Local committees are bodies that most rural women are either not aware of or not familiar with, and it becomes difficult for them to repose their confidence in these bodies.

Quite possibly, they direct the aggrieved person to approach and file a complaint with the LC directly, but chances are this would dissuade them from filing the complaint altogether. Hence, through means of policy intervention, creating an arrangement to synthesise the role of NGOs (who have the complaints, but not the jurisdiction) with the LCs (who have the jurisdiction, but not the complaints) can help bridge the gap. 

Adding to this mechanism, the SAFMA put forward a valuable suggestion to change the name of the committee from "local committee" to "sexual harassment local committee" in a bid to avoid confusion.

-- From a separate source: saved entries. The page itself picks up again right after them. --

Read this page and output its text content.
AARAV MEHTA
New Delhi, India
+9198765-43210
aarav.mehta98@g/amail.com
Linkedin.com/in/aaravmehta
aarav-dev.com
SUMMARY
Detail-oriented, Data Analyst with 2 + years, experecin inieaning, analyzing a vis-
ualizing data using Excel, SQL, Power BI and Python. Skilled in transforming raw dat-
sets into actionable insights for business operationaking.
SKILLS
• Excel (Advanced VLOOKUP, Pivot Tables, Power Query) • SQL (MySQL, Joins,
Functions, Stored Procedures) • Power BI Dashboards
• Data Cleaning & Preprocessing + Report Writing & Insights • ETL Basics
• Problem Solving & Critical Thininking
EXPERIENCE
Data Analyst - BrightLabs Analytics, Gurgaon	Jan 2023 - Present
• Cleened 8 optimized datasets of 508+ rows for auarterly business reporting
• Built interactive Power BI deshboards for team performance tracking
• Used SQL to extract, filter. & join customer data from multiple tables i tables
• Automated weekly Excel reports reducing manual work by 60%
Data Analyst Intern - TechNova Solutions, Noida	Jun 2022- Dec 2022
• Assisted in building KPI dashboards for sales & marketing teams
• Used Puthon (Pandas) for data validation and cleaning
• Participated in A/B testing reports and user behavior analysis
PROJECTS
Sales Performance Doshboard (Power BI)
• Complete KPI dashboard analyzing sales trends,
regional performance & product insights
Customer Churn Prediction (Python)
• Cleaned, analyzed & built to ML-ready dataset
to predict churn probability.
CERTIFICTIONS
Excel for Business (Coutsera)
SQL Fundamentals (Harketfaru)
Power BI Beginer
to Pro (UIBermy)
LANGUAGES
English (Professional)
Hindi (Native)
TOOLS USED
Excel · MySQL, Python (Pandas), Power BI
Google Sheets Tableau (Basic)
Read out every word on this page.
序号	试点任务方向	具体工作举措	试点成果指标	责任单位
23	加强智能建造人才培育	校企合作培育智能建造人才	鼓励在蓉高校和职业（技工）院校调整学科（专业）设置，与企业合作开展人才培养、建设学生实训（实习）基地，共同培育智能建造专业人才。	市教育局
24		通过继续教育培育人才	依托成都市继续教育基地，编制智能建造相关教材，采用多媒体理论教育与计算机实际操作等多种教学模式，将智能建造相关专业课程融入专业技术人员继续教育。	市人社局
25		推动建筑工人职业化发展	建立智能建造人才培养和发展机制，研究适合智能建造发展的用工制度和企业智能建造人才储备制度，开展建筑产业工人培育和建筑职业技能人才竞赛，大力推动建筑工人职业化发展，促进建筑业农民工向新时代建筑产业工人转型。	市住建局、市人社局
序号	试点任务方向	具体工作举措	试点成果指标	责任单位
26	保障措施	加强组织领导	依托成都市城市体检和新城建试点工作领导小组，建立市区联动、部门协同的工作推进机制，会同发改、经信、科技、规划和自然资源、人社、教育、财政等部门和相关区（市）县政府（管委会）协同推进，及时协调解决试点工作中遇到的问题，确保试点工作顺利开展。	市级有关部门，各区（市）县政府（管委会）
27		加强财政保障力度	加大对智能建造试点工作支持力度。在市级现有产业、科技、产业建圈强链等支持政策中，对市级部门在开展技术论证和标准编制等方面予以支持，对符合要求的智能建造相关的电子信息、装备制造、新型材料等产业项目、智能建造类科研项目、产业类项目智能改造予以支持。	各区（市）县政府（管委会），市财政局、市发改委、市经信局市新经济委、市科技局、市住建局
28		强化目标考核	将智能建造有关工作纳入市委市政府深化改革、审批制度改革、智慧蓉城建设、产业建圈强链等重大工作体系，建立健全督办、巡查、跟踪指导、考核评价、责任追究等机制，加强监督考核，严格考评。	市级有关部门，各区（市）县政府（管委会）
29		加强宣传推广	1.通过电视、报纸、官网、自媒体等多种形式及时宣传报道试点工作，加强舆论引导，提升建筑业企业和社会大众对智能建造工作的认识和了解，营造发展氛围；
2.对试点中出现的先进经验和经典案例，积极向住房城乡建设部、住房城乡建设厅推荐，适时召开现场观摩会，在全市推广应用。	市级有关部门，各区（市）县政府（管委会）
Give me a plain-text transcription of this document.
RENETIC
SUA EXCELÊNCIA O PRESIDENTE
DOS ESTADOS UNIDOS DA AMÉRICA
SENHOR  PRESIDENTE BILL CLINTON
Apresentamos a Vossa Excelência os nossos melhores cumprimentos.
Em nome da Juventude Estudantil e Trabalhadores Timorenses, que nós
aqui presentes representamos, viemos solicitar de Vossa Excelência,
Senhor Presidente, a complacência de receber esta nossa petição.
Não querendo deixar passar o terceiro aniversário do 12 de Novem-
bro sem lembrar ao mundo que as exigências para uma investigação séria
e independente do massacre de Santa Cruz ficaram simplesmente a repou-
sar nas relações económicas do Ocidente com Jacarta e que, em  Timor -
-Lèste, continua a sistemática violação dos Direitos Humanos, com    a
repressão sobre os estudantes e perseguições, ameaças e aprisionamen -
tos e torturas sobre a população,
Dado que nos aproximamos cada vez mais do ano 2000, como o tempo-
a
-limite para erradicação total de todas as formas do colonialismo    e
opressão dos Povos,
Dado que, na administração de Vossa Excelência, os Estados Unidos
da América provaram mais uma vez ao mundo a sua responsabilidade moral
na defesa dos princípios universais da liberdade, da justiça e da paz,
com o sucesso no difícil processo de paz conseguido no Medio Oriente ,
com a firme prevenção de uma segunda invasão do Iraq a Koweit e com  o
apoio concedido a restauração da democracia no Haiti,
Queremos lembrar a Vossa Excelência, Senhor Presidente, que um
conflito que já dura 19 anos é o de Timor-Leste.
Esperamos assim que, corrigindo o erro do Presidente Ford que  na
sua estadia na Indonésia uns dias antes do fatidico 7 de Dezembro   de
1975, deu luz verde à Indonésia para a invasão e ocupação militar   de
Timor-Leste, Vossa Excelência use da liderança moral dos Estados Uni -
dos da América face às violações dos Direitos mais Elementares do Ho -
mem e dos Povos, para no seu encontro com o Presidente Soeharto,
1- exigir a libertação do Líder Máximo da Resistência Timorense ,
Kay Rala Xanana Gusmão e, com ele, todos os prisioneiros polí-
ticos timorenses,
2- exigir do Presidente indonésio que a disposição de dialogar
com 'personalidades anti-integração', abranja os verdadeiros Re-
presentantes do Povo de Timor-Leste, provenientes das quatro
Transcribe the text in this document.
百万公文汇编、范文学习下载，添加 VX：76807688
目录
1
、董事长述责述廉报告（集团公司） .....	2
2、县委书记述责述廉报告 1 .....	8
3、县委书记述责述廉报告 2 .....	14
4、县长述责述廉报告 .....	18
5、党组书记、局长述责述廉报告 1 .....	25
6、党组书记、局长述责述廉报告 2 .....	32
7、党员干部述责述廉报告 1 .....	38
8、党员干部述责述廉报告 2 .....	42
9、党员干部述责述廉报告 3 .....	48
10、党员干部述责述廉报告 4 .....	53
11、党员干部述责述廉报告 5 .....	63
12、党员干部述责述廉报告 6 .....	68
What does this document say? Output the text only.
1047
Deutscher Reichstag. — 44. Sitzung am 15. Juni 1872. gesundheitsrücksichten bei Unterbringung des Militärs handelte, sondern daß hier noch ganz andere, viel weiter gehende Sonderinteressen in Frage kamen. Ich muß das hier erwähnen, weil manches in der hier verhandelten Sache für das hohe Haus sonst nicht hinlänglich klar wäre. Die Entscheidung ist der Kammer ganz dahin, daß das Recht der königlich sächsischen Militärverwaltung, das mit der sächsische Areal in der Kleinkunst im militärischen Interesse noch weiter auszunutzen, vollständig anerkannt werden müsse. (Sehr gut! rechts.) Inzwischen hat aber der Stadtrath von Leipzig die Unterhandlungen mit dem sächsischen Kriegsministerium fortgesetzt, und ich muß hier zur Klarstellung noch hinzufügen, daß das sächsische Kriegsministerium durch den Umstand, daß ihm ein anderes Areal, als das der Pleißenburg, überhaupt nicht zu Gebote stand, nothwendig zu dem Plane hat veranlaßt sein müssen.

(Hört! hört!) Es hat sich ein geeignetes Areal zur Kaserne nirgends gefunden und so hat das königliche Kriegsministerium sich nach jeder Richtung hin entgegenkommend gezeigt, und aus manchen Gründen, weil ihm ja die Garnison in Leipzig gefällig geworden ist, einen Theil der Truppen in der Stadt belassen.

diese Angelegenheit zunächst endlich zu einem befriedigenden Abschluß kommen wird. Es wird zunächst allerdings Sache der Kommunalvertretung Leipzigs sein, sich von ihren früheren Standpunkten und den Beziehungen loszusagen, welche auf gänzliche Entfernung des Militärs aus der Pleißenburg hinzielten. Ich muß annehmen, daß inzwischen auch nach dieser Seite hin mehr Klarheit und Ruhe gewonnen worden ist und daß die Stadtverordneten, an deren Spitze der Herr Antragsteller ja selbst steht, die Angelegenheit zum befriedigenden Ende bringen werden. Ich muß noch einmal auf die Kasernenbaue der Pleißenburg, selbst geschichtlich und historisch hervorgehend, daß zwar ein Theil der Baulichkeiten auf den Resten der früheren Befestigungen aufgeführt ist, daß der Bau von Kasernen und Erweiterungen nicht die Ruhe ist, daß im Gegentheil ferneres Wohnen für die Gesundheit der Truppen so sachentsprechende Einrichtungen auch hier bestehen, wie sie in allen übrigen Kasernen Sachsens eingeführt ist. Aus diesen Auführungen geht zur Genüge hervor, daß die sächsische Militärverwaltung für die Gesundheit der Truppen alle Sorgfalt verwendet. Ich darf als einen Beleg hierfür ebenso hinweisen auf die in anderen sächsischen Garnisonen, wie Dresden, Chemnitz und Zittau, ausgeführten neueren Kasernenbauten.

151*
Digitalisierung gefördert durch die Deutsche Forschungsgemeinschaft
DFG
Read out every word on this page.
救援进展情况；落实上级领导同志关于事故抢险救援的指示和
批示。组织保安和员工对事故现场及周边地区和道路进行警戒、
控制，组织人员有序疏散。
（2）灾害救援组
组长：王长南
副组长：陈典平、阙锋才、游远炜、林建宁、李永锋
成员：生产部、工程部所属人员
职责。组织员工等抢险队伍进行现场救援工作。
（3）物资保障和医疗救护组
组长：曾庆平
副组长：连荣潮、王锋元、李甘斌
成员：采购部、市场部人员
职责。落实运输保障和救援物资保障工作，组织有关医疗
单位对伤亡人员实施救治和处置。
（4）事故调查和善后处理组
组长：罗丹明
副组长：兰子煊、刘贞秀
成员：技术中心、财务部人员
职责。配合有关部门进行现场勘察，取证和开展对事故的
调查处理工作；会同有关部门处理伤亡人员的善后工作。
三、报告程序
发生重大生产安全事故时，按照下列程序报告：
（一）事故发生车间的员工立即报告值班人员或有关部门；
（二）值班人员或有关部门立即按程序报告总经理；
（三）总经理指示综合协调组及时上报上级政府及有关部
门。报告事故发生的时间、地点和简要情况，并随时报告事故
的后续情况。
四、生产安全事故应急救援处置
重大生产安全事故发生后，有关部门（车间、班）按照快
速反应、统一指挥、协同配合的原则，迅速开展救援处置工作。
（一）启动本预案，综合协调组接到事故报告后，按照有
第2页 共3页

The 2016 amendment of the PoSH Act vide gazette notification dated May 9, 2016, had replaced the words "local complaints committee" with "local committee" with a view to broaden the role of the LCs from being a mere body of redressal to also taking up the responsibility of publicising the PoSH Act. 

In furtherance of the same, the second recommendation would be to formally recognise and integrate grassroot women's collectives for supplementing and strengthening the role of LCs in alignment with Section 20 of the PoSH Act. Since such groups are composed of women who belong to the same category as those who are often marginalised and wronged, the missing aspect of familiarity can be duly met by such groups. 

Women's groups named 'jugnu clubs' in Assam's tea estates are one such example. These clubs, with the assistance of United Nations Women, raise awareness about the various forms of violence that women face, including sexual harassment. 

Comprehensive training sessions are provided through folk songs and plays which are all sung and narrated in the local language. The effectiveness of these clubs can safely be attributed to modern and targeted methods of disseminating information, something which ICs or LCs have reduced to a rather generic tick-the-box compliance activity.

While on one hand, we have industry initiatives like that of Vodafone Idea's corporate social responsibility decision to launch an application called MyAmbar Suraksha Chakra to assist district administrations in setting up LCs and ensuring the safety of women in the informal sector; on the other hand, we have concerns like little to no data on the ICs in factories and states in India joining the bandwagon to do away with the bar on women working in factories in the night shift. It is no surprise that this is just an added pressure on the already handicapped and strapped LCs of India. 

Thus, collective action and a strategic approach to handling the malady of sexual harassment is the need of the hour. It is, therefore, abundantly clear that it is time for the government to take substantial steps and not issue superficial directions.